Glacier Valley teacher Susan Sielbach said school officials hope to send 33 students to perform a locally written play, "The Tides and the Tempest," at the Kennedy Center.
Like everything else in local arts education, how many students eventually go depends largely on funding. Sielbach said the cost for the trip hovers near $40,000.
"We're hoping for corporate sponsorship," she said. "We don't want to run a bunch of bake sales, but we will if we have too."
Student auditions have begun for the 33 performance roles, she said.
The award came for a program that infuses reading, writing, science and math with art.
"Art is not an after-school activity," Ridgeway said. "It's in the teaching practice."
Children learn math through visual art, grammar through song and science through dance. Glacier Valley is a beacon of hope for other schools that they can afford art too, Ridgeway said.

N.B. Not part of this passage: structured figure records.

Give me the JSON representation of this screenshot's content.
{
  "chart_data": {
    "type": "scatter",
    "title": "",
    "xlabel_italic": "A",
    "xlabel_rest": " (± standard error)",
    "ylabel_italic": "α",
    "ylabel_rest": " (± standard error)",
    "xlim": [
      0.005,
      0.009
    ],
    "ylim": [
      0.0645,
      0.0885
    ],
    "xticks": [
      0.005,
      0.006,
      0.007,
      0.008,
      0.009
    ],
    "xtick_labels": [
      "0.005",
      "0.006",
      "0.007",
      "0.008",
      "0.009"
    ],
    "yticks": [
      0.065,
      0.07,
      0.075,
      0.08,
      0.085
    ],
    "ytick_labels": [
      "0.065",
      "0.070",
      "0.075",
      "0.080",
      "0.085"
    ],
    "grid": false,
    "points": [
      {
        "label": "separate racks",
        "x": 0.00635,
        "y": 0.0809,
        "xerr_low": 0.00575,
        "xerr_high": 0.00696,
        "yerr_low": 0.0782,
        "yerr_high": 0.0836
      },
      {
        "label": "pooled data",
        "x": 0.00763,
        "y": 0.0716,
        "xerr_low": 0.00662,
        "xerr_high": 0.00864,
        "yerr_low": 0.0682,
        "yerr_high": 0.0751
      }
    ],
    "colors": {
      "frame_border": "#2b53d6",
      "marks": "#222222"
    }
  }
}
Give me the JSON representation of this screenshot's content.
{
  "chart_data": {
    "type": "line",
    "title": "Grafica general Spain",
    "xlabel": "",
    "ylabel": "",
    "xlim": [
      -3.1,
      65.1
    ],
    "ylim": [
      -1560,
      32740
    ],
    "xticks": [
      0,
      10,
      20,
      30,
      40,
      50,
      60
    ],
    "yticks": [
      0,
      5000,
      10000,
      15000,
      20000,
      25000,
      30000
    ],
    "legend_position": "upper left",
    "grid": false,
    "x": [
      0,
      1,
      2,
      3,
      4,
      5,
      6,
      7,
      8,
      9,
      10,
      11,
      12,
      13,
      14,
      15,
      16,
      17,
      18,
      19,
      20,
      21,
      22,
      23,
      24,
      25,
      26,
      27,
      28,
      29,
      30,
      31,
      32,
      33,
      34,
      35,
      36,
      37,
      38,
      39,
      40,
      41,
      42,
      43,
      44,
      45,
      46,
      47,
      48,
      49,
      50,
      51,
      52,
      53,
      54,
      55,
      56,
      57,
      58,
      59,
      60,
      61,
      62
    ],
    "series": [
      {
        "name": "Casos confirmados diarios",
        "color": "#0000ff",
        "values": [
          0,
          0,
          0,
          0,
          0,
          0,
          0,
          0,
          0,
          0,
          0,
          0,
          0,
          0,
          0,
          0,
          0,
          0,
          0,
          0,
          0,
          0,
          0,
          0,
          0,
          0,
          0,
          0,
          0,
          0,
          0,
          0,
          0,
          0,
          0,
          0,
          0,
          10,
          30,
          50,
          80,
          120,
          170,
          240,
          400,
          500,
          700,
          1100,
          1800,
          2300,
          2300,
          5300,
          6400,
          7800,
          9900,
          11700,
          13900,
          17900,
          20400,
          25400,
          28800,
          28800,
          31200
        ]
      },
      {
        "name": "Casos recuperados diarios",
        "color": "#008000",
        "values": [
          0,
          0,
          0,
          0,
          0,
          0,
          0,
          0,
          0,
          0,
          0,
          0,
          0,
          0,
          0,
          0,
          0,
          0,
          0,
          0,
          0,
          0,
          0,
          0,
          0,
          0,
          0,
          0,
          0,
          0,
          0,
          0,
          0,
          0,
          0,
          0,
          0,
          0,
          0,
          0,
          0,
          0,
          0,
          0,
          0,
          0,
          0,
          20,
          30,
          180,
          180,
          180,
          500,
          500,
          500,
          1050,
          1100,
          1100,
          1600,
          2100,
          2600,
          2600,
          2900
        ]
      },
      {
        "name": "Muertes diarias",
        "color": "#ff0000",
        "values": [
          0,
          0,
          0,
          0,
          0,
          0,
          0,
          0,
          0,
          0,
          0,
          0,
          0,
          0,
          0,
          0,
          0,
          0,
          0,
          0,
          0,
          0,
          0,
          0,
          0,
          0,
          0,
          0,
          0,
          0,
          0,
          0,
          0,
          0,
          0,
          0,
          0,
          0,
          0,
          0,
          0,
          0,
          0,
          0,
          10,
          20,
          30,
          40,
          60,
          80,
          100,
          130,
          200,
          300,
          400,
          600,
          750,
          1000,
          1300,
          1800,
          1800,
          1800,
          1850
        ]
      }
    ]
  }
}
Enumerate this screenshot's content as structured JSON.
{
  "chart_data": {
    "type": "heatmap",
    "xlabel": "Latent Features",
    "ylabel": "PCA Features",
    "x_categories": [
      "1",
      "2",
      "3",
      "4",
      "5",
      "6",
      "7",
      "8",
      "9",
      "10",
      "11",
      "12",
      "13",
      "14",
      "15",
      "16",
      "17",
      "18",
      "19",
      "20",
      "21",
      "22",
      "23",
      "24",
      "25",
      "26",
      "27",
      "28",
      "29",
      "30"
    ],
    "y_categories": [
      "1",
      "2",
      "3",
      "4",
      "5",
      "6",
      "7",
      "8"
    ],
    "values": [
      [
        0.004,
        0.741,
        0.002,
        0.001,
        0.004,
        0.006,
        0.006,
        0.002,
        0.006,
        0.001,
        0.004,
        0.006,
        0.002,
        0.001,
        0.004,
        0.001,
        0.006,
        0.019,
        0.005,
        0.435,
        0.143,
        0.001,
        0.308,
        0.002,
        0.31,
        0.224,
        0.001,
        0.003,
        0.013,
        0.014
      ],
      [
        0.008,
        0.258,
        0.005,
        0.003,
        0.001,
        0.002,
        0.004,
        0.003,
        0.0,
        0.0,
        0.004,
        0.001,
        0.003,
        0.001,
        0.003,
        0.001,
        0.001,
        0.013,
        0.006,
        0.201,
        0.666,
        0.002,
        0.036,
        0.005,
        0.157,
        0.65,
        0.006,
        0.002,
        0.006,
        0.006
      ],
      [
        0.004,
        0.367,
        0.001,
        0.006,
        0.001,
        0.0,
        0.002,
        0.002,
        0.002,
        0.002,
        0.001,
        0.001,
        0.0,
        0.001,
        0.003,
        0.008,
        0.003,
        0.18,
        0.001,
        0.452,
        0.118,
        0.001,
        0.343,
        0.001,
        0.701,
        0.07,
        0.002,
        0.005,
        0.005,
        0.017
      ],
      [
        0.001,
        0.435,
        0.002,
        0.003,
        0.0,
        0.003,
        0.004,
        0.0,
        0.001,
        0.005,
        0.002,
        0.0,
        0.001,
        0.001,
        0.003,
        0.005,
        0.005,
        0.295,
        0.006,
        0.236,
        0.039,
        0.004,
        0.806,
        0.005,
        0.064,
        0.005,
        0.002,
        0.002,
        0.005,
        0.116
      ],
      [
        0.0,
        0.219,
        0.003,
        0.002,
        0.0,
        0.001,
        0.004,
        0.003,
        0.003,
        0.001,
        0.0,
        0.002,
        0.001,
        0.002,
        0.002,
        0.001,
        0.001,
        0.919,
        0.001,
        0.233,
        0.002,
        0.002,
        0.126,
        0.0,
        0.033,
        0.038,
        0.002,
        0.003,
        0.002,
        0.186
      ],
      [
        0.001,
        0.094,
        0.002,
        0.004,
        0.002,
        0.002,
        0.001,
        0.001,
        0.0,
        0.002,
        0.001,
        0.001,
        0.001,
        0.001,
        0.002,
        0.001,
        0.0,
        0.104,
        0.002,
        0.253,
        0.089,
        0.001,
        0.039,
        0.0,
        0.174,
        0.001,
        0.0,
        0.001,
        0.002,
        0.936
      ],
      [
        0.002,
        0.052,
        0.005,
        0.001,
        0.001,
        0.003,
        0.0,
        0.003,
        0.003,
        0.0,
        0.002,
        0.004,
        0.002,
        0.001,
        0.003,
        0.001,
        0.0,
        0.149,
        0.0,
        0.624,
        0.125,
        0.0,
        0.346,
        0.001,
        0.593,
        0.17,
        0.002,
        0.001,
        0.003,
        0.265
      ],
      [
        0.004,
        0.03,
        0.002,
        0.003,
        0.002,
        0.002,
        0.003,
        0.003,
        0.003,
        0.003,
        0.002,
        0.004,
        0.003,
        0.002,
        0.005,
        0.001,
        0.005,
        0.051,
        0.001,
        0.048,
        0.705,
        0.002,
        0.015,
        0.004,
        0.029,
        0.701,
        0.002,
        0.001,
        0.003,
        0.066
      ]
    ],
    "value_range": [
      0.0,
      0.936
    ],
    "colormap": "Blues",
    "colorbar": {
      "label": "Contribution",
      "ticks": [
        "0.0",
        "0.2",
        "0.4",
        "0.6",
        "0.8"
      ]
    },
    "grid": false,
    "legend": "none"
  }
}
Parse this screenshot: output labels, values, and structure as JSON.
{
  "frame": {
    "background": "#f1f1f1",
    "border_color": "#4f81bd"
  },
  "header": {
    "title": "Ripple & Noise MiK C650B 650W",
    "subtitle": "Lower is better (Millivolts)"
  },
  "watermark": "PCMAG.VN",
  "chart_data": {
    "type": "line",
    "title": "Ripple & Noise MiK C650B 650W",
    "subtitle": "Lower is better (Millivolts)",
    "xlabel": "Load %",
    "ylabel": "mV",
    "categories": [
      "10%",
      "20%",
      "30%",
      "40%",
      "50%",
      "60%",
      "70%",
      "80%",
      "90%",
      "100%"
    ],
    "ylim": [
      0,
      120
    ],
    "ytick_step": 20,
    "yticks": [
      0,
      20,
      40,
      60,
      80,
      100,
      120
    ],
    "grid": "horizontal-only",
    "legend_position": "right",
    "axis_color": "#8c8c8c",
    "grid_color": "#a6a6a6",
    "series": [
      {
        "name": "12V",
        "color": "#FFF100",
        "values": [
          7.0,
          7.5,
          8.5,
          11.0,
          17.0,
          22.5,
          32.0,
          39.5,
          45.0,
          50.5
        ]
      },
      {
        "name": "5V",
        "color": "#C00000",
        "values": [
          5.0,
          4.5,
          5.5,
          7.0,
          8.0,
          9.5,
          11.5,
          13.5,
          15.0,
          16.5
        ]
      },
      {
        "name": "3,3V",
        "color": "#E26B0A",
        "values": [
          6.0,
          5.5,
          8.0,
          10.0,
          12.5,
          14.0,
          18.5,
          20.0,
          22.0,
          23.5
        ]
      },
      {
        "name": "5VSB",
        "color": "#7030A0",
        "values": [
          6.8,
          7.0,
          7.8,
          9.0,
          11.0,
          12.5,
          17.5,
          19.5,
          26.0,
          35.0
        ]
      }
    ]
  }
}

Before the celebration assembly, former Glacier Valley student Devon West, now at Floyd Dryden Middle School, told people the first art she can remember making came in class at Glacier Valley. She made a quilt. West talked about making books and masks and participating in dance.
"I realized how important the arts are to kids," she said.
The arts-integrated program has been credited with increasing test scores, improving attendance and reducing discipline problems.
Ted Wilson, Glacier Valley principal, said the program's recent success, publicly and with students, has encouraged the district to add a new elementary art teacher. The district now has three art teachers dedicated to its seven elementary schools.
"It confirms the importance," he said. "I'd like to thank the district for the support they've already given us."
The award-winning program also would not have been possible without private funding from local businesses and individual donors who contributed $20,000.
Lorrie Heagy, Glacier Valley arts educator, said that the panel of judges was impressed with the private funding commitment from the Juneau community.
"The private funding was of the utmost importance," Wilson said. "The level we are working at takes quite a bit of funding."